Graduate Careers

This information is provided for general reference ONLY. We strongly suggest you consult you local or University Careers Service for professional advice.

Why do employers want graduates?
All employers are looking for employees to demonstrate a combination of knowledge, skills and personal qualities.

  • Knowledge, this usually is related to the degree subject studied but also understanding of the life experiences acquired from living independently during you University life.
  • Skills, typically intellectual and other key skills used to undertake study. Critical evaluation and interpretation of evidence, which can be used to make a decision. Other skills include oral communication, team working, IT,numeracy which are not to be underestimated.
  • Personal Qualities such as adaptability, creativity, involvement, the ability to work under pressure and initiative.

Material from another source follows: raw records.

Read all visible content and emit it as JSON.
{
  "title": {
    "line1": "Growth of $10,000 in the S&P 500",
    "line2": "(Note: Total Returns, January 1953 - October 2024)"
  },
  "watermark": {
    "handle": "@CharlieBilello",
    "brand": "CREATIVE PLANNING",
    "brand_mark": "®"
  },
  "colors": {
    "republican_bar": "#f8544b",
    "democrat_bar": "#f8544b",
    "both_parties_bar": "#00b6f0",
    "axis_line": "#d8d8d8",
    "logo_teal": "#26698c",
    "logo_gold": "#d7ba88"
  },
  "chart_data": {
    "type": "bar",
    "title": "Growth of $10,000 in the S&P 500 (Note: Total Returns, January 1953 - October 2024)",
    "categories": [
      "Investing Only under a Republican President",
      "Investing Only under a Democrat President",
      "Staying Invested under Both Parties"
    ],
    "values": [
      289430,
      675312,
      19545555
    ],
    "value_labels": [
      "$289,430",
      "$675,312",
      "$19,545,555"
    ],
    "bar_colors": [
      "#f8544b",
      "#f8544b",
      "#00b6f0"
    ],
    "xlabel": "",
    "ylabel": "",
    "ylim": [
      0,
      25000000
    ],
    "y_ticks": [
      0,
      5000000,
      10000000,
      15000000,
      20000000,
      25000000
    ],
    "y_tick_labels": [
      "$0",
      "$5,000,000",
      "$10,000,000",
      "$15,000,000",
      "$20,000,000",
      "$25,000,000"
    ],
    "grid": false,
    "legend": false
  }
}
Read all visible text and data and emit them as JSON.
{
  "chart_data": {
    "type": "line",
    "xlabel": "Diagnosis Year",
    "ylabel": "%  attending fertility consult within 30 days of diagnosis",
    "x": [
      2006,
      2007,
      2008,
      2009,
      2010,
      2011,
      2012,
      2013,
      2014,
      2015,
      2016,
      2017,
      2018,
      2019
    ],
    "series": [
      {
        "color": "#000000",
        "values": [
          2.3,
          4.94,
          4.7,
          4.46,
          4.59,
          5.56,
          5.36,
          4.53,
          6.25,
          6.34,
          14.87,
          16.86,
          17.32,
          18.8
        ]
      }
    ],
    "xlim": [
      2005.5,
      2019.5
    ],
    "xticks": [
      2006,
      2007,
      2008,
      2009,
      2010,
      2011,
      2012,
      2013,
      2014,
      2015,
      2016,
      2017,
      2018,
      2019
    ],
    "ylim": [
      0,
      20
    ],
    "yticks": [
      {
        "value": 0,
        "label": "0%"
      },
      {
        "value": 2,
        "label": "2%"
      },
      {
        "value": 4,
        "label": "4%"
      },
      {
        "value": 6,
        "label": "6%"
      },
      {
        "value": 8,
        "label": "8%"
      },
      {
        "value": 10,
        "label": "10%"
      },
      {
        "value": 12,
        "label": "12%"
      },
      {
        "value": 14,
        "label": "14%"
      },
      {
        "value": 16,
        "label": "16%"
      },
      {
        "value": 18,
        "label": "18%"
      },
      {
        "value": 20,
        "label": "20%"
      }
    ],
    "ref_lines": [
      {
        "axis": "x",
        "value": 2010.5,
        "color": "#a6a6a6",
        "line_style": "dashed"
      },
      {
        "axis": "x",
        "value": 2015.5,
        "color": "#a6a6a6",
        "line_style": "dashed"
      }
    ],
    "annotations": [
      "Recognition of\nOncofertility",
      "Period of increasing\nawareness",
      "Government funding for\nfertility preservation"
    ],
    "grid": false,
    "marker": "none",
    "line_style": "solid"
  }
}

How do employers try to identify graduates with these qualities? Knowledge to a degree of accuracy can be determined by your academic record. Skills can be defined on your CV and listed and adapted for specific roles. Personal qualities is slightly more tricky, recruiters look for you to demonstrate involvement at an organisational level in university clubs, societies or sports. Additionally involvement in community based activities, vacation work and / or travel is also a plus. Recruiter want to see that you are able to organise and importantly get involved in activities over and above academic study, that you have a good balance between work and recreational activity.

Significant to graduates is their ability to bring a fresh approach, innovative thought and drive to the role. It is assumed that because graduates have not had the opportunity to demonstrate their skills in the workplace, they are ambitious to succeed. Its this ambition and drive that most graduate employers are looking to harness.

Deciding what to do?
Often graduates feel that their first role after graduation will set them on a career path that will determine the rest of their career. This is often not the case, so don't be reluctant to accept a role if its does not fully meet your expectations. In the context of you career from beginning to end your first job may not represent what you do during the majority of you career. The important thing is that you can demonstrate a clear career goal and that there are no significant gaps in your employment.

The Reality
The reality is that approximately 200,000 students graduate from UK Universities each year. There aren't 200,000 graduate jobs or training schemes for each graduate so competition is fierce. Most graduates are equipped with similar knowledge, skills and qualifications so the important thing is make the most of any opportunity that presents itself. If you don't its guaranteed that someone else will.

Making the most of an opportunity in reality means going the extra yard. Be prepared to relocate to a different part of the country, be prepared to take a reduced salary initially it may not be the £22k - 25k that you have dreamt of whilst at University but if it pays your rent and gets you started its a platform from which to launch your career.

The important thing is that you get your foot in the door, you have the ability and the drive so go out there and get it!

This information is provided for general reference ONLY. We strongly suggest you consult you local or University Careers Service for professional advice.